Des préoccupations concernant les abus potentiels de ces technologies futures ont également conduit à des appels en faveur de la mise en place de mesures de sécurité. Dans un récent article publié dans les Actes de l’Académie nationale des sciences des États-Unis, des chercheurs de l’Université de Southampton ont appelé à de meilleurs cadres réglementaires et à des directives éthiques pour le développement de la robotique biohybride.
Takeuchi admet que les préoccupations éthiques sont légitimes, affirmant qu’il sera crucial d’implémenter des mesures réglementaires pour garantir que la technologie soit utilisée de manière responsable.
Réflexions sur l’avenir de la robotique
Mestre pense qu’il ne devrait pas falloir attendre l’invention d’humanoïdes réalistes pour aborder des questions éthiques. “Créons-nous une sorte de nouvelle vie hybride? Que se passerait-il si nous les relâchions dans la nature et qu’ils impactent la chaîne trophique et l’environnement?
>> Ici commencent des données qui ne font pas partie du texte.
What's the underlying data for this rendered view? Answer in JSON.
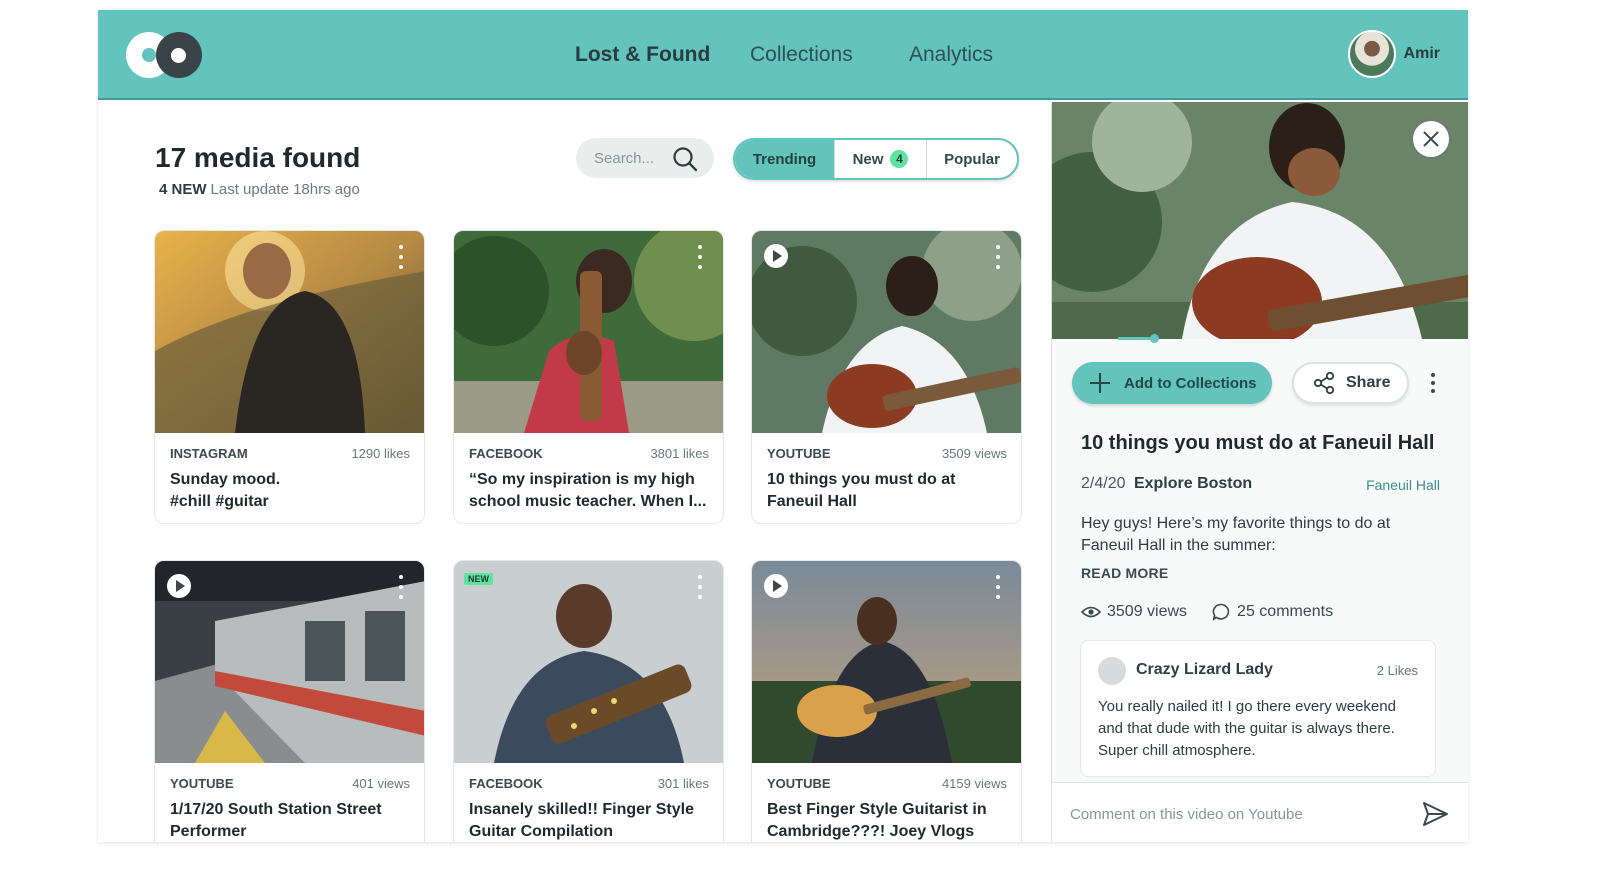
{
  "header": {
    "nav": [
      "Lost & Found",
      "Collections",
      "Analytics"
    ],
    "user_name": "Amir"
  },
  "main": {
    "title": "17 media found",
    "new_count_label": "4 NEW",
    "last_update": "Last update 18hrs ago",
    "search_placeholder": "Search...",
    "filters": {
      "trending": "Trending",
      "new": "New",
      "new_badge": "4",
      "popular": "Popular"
    },
    "cards": [
      {
        "source": "INSTAGRAM",
        "metric": "1290 likes",
        "title": "Sunday mood.\n#chill #guitar"
      },
      {
        "source": "FACEBOOK",
        "metric": "3801 likes",
        "title": "“So my inspiration is my high school music teacher. When I..."
      },
      {
        "source": "YOUTUBE",
        "metric": "3509 views",
        "title": "10 things you must do at Faneuil Hall"
      },
      {
        "source": "YOUTUBE",
        "metric": "401 views",
        "title": "1/17/20 South Station Street Performer"
      },
      {
        "source": "FACEBOOK",
        "metric": "301 likes",
        "title": "Insanely skilled!! Finger Style Guitar Compilation",
        "tag": "NEW"
      },
      {
        "source": "YOUTUBE",
        "metric": "4159 views",
        "title": "Best Finger Style Guitarist in Cambridge???! Joey Vlogs"
      }
    ]
  },
  "panel": {
    "add_label": "Add to Collections",
    "share_label": "Share",
    "title": "10 things you must do at Faneuil Hall",
    "date": "2/4/20",
    "author": "Explore Boston",
    "location": "Faneuil Hall",
    "description": "Hey guys! Here’s my favorite things to do at Faneuil Hall in the summer:",
    "read_more": "READ MORE",
    "views": "3509 views",
    "comments": "25 comments",
    "comment": {
      "author": "Crazy Lizard Lady",
      "likes": "2 Likes",
      "text": "You really nailed it! I go there every weekend and that dude with the guitar is always there. Super chill atmosphere."
    },
    "composer_placeholder": "Comment on this video on Youtube"
  },
  "icons": [
    "logo-icon",
    "search-icon",
    "more-vertical-icon",
    "play-icon",
    "close-icon",
    "plus-icon",
    "share-icon",
    "eye-icon",
    "comment-icon",
    "send-icon"
  ],
  "colors": {
    "brand_teal": "#63c3bd",
    "new_green": "#5ee3a0",
    "dark": "#3a4448"
  }
}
Ou bien s’ils sont utilisés pour améliorer les humains, comme avec des prothèses biohybrides, et que peu de gens peuvent se les offrir, accentuant ainsi les inégalités?”
“Cette technologie est développée avec peu d’attention du grand public et des décideurs… Il est impératif que nous commencions à discuter de l’avenir que nous souhaitons par rapport à cette technologie,” a-t-il conclu.